The number of infants born in the US jumped significantly after World War II and continued to increase through the mid-1960s. Social scientists believe it was the result of the thousands of WWII veterans returning home to a booming economy and GI Bill benefits that provided access to home ownership, encouraging them to marry and start families. These infants born between 1946 and 1964 are known as baby boomers.
The oldest boomers are well past age 65 and those born at the end of the range will be there soon. According to the most recent US census, the Medicare population is expected to double, along with the number of people drawing Social Security benefits and qualifying for Medicare insurance. Healthcare costs may also increase for approximately 63 million existing Medicare beneficiaries and those “aging in,” as they experience the aging process and health issues that are likely to develop.
Little has been written about how unprepared boomers are as they find themselves living longer and working past age 65. Unlike the prior generation, boomers must sometimes navigate the post-65 Medicare enrollment process and deal with episodes of illness that can strike unexpectedly. Many boomers are also unprepared for the cost of healthcare premiums and out-of-pocket costs for certain procedures, prescription drugs and non-covered medical expenses.

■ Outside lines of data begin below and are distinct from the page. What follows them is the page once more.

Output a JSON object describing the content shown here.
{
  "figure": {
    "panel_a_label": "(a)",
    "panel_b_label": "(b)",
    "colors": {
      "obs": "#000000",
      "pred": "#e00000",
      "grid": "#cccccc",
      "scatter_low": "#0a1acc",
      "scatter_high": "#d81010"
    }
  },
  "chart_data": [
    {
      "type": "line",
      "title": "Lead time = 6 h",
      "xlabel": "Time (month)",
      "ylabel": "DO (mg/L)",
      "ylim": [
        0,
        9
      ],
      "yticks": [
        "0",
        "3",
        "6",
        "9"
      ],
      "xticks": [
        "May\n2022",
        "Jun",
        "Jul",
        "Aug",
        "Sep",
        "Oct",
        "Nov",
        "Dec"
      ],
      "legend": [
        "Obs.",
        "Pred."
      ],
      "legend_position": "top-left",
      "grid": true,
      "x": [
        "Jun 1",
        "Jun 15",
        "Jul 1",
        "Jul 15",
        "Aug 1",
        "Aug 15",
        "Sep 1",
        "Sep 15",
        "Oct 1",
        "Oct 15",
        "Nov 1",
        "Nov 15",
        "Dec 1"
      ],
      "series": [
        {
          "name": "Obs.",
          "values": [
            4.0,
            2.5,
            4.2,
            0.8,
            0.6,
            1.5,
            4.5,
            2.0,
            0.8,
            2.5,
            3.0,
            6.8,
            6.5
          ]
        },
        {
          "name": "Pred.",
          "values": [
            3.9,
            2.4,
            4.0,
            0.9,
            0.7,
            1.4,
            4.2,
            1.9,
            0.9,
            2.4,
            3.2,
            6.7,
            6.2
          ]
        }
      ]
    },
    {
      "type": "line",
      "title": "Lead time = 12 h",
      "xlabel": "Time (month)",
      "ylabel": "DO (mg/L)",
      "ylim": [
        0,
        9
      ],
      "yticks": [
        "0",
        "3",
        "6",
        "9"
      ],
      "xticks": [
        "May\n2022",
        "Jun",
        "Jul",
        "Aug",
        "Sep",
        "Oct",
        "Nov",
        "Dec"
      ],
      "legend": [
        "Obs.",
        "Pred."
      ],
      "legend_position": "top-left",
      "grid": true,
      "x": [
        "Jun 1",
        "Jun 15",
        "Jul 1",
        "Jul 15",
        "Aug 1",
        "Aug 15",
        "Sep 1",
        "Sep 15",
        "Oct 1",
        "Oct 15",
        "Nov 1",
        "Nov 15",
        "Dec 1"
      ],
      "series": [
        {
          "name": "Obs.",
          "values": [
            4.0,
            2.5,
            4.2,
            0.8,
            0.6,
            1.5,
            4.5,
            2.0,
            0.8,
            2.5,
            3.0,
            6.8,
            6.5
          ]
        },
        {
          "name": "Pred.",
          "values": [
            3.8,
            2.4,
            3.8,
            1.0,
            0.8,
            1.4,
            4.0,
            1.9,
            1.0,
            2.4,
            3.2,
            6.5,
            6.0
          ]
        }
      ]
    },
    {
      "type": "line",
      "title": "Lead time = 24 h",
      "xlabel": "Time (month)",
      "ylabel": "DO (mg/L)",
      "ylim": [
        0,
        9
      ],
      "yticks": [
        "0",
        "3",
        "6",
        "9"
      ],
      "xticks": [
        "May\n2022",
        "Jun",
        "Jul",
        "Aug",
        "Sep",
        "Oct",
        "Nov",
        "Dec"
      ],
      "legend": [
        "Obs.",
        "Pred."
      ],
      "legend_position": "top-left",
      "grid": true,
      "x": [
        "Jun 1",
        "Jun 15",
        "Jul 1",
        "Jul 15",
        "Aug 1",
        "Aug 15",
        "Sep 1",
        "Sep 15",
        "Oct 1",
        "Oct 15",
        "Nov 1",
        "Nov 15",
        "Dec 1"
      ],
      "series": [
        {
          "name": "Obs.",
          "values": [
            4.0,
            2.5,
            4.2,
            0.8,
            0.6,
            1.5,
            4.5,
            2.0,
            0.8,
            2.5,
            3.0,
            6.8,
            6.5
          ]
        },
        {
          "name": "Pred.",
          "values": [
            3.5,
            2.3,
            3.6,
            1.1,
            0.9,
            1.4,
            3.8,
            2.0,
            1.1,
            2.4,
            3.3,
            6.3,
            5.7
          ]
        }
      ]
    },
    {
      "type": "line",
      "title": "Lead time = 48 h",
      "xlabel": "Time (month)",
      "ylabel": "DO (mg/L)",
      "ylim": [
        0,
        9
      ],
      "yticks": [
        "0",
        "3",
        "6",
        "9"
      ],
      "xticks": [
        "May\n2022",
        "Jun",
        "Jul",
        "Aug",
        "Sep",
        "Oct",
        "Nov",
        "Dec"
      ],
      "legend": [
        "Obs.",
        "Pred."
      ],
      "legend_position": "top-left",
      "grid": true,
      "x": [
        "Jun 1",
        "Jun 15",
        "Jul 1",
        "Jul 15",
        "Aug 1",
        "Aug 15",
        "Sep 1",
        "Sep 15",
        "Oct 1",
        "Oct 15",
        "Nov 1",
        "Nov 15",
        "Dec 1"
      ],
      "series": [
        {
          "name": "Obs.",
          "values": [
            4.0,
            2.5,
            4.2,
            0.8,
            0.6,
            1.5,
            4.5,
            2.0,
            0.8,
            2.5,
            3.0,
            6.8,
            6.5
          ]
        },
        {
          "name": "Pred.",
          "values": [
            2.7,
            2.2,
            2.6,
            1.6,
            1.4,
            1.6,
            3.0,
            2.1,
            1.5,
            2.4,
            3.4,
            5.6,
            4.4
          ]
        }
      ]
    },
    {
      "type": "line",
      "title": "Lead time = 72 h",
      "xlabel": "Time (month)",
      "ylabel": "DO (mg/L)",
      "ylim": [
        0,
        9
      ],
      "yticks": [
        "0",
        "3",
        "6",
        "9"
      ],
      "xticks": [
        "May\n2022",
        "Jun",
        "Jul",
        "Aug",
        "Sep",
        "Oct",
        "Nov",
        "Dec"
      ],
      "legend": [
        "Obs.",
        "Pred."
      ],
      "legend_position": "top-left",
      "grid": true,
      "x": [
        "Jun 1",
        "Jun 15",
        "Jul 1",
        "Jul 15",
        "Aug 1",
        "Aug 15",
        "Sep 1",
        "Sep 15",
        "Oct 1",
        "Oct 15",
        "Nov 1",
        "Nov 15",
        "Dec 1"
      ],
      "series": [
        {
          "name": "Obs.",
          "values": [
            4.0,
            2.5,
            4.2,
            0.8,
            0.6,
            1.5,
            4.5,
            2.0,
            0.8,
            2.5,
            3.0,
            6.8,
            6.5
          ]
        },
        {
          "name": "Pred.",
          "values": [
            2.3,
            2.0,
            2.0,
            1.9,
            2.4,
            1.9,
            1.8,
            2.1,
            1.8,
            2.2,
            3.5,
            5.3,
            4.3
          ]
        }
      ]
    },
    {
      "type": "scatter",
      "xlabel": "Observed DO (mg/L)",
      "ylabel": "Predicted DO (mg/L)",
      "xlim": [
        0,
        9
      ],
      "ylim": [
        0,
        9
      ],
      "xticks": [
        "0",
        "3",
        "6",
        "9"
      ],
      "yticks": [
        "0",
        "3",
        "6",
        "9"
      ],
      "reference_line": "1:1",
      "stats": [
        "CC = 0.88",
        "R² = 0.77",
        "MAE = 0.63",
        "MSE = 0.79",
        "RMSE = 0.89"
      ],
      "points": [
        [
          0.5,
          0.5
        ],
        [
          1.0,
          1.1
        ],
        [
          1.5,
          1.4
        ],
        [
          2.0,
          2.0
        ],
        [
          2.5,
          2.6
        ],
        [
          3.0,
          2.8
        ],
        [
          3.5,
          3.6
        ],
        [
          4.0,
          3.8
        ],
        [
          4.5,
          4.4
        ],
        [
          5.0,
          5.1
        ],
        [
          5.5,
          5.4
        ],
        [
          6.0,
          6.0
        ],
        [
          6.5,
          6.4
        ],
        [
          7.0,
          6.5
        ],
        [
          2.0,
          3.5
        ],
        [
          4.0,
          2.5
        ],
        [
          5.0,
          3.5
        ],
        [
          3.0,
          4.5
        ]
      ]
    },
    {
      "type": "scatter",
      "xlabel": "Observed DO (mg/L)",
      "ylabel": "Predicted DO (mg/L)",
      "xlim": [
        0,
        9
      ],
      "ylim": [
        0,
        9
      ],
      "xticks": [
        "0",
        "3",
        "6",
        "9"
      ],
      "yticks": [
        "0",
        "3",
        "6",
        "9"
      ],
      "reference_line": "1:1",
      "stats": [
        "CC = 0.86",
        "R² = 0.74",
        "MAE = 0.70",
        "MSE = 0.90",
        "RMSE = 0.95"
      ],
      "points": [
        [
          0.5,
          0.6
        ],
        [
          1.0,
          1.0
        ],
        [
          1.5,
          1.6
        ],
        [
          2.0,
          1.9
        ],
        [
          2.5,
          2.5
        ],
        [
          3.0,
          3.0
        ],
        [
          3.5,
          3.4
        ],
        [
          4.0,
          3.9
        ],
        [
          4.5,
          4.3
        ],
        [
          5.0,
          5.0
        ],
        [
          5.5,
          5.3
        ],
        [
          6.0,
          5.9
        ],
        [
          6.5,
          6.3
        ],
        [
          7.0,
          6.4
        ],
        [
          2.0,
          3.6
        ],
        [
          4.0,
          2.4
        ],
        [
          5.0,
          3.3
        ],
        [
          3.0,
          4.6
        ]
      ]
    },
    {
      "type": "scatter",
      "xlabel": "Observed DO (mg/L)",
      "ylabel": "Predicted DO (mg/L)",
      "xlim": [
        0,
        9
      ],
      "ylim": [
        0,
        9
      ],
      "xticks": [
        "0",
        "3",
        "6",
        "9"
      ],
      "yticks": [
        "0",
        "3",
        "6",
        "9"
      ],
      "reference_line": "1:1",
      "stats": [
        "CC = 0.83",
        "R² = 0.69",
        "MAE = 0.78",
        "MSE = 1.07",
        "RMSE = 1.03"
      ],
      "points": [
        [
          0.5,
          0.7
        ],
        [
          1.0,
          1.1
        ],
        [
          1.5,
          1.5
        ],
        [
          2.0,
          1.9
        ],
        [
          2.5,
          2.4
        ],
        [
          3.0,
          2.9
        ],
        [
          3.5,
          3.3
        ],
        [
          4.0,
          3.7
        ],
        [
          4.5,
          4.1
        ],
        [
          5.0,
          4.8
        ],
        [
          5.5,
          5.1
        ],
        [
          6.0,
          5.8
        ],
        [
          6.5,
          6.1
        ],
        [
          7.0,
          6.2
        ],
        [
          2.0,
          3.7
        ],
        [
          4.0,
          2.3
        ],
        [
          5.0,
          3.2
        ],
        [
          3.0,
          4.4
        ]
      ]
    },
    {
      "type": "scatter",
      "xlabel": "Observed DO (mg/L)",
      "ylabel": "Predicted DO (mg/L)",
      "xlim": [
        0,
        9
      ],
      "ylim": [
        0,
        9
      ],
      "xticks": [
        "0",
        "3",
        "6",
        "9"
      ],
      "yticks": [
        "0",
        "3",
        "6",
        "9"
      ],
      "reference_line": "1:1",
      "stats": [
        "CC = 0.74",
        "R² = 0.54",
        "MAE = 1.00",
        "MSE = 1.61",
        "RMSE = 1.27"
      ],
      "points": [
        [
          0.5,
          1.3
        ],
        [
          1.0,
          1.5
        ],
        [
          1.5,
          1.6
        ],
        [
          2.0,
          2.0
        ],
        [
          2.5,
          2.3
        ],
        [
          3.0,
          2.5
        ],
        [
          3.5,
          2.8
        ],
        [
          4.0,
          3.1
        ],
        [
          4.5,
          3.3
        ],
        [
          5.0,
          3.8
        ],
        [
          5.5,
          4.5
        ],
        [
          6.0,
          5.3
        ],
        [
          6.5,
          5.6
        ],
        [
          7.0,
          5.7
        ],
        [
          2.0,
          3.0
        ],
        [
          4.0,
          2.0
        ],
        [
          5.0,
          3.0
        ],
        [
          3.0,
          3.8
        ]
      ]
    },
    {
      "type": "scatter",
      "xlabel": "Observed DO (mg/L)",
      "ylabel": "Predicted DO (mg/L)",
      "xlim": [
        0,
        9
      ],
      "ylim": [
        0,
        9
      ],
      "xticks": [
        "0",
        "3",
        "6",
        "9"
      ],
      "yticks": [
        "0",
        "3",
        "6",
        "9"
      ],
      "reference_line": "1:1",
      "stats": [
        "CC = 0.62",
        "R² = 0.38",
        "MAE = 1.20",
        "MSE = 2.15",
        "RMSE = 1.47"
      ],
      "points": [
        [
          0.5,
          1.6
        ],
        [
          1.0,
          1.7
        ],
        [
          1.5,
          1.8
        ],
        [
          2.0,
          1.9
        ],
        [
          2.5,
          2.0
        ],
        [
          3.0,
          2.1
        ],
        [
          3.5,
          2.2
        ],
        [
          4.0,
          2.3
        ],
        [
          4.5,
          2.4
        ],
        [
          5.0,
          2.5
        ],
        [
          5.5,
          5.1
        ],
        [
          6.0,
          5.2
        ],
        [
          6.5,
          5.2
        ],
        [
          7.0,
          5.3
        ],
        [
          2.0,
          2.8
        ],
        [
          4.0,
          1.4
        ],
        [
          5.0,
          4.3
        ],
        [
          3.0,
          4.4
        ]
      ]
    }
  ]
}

In 2023, the standard Medicare Part B premium is $164.90 per month. Unless another entity pays the premium, Medicare beneficiaries must pay as long as they have Medicare Part B. Some Medicare beneficiaries pick up a Medicare Advantage, prescription drug or Medigap plan (Medicare Supplemental Insurance) at an additional ongoing cost. According to Fidelity Investments, the average 65-year-old couple retiring today can expect to pay $275,000 in out-of-pocket health expenses in their lifetimes. At a minimum, boomers need to ask their financial advisors how they will cover these costs in retirement and plan ahead. Boomers need to acknowledge that with longevity comes the need to set aside funds to cover out-of-pocket healthcare costs to stay on track for a healthy and happy retirement.